Converting between DOCX and HTML considered harmful

So, you are building a web-based application, and the requirements include that users can view or edit documents.

Let’s assume these are Word documents.  Treating the Word document as the canonical or “single source” or “one version of the truth” makes sense, because this is what users expect, and will complain about if what they see looks different to what they’d see in Word.

So how do you ensure that what they see looks the same as what they’d see in Word?  And if you can meet this requirement, how does editing work?

Its fair to say that the position has typically been: fidelity or editing, pick one.

If you start with tackling the editing problem, you might think, convert docx to HTML, edit with CKEditor or TinyMCE, then convert the output back to docx.  Job done!

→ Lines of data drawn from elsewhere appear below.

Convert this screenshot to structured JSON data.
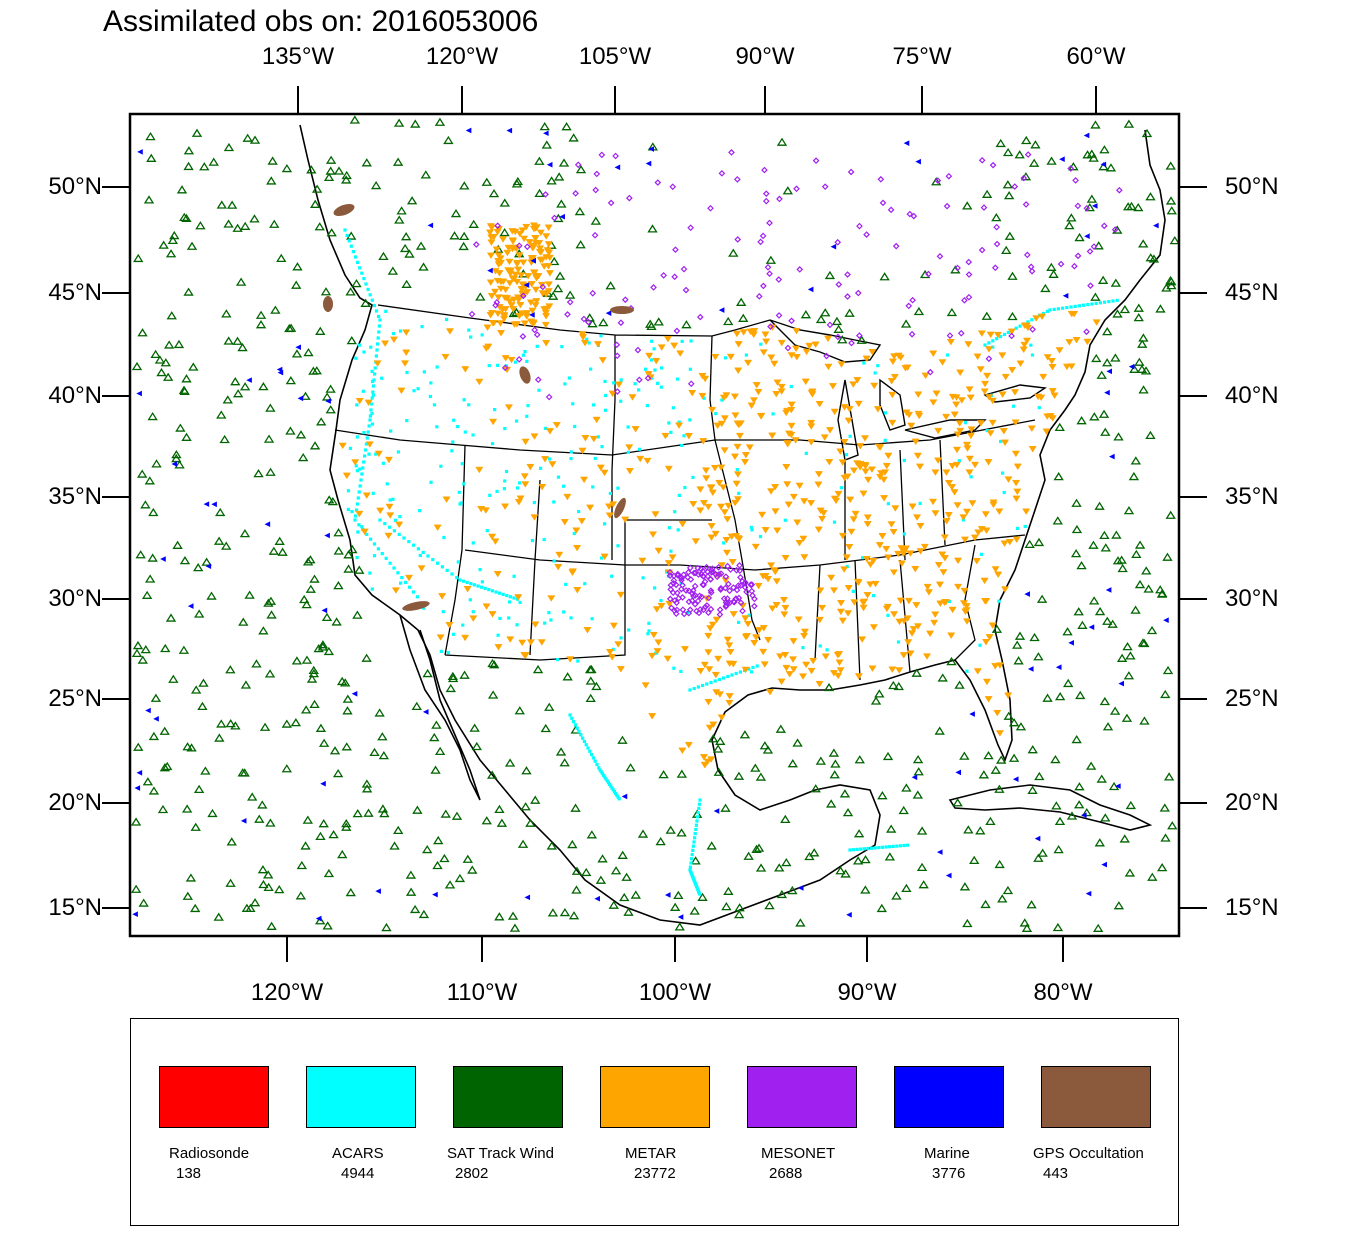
{
  "title": "Assimilated obs on: 2016053006",
  "axes": {
    "top_lon_labels": [
      "135°W",
      "120°W",
      "105°W",
      "90°W",
      "75°W",
      "60°W"
    ],
    "bottom_lon_labels": [
      "120°W",
      "110°W",
      "100°W",
      "90°W",
      "80°W"
    ],
    "lat_labels": [
      "50°N",
      "45°N",
      "40°N",
      "35°N",
      "30°N",
      "25°N",
      "20°N",
      "15°N"
    ]
  },
  "legend": {
    "items": [
      {
        "name": "Radiosonde",
        "count": "138",
        "color": "#ff0000"
      },
      {
        "name": "ACARS",
        "count": "4944",
        "color": "#00ffff"
      },
      {
        "name": "SAT Track Wind",
        "count": "2802",
        "color": "#006400"
      },
      {
        "name": "METAR",
        "count": "23772",
        "color": "#ffa500"
      },
      {
        "name": "MESONET",
        "count": "2688",
        "color": "#a020f0"
      },
      {
        "name": "Marine",
        "count": "3776",
        "color": "#0000ff"
      },
      {
        "name": "GPS Occultation",
        "count": "443",
        "color": "#8b5a3c"
      }
    ]
  },
  "colors": {
    "acars": "#00ffff",
    "sat_track_wind": "#006400",
    "metar": "#ffa500",
    "mesonet": "#a020f0",
    "marine": "#0000ff",
    "gps": "#8b5a3c"
  }
}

The problem with that though is a never ending stream of annoying fidelity problems, especially around numbering.  Either it doesn’t look right in the web editor, or it looks OK there, but wrong back in Word.

A golden rule is to avoid conversion between document formats wherever possible!

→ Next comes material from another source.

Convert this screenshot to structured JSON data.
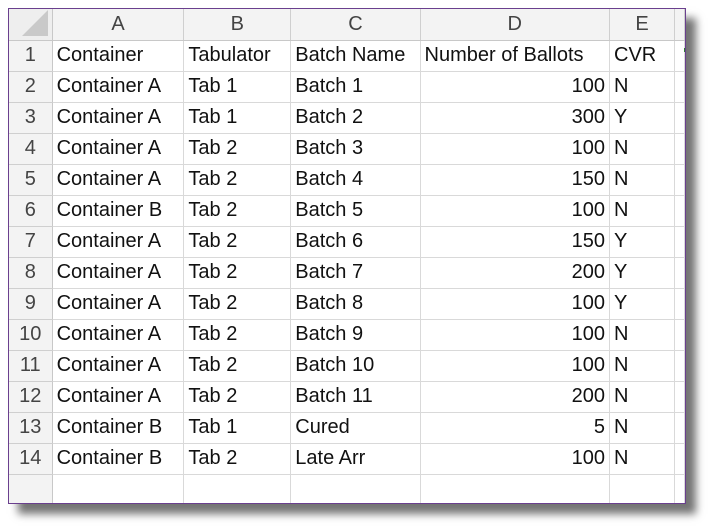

Don’t get me wrong, CKEditor and TinyMCE are both great products, terrific for editing HTML across Chrome, Firefox, Safari and Microsoft’s.  This blog uses WordPress, so I’m actually writing this post in TinyMCE. Its just that they were never designed for editing Word documents, and so its no surprise that that use case doesn’t work so well.  Word and the web do not play nice together.

Or you might start with a PDF, knowing you can convert docx to PDF and retain the visual fidelity.  Then there’s Mozilla’s pdf.js  (or maybe Google’s PDFium)  for viewing it in the browser.

But you can’t edit it!  Well, some PDF tools enable you to do a little bit, but good luck inserting a new sentence or paragraph.

So HTML and PDF are dead ends.

What other options are there?  The following spring to mind:

  • rely on Word being installed
  • Word Online
  • Google Docs

But your best option is Native Documents, which allows you as a developer to work directly with the docx in a web browser, so you never need to worry about docx to HTML, or converting XHTML to docx. Our editor never converts to HTML: it uses Office Open XML natively, and renders using React.

To show why this is your best option for a “native” docx architecture, our next posts will explore the Word desktop and Word Online options.

Google Docs we’ll put to one side.  Its not designed to be integrated into a webapp, it involves sending potentially sensitive information to Google, and it still has a bunch of issues with Word documents which will never be solved (10 years+ so far…).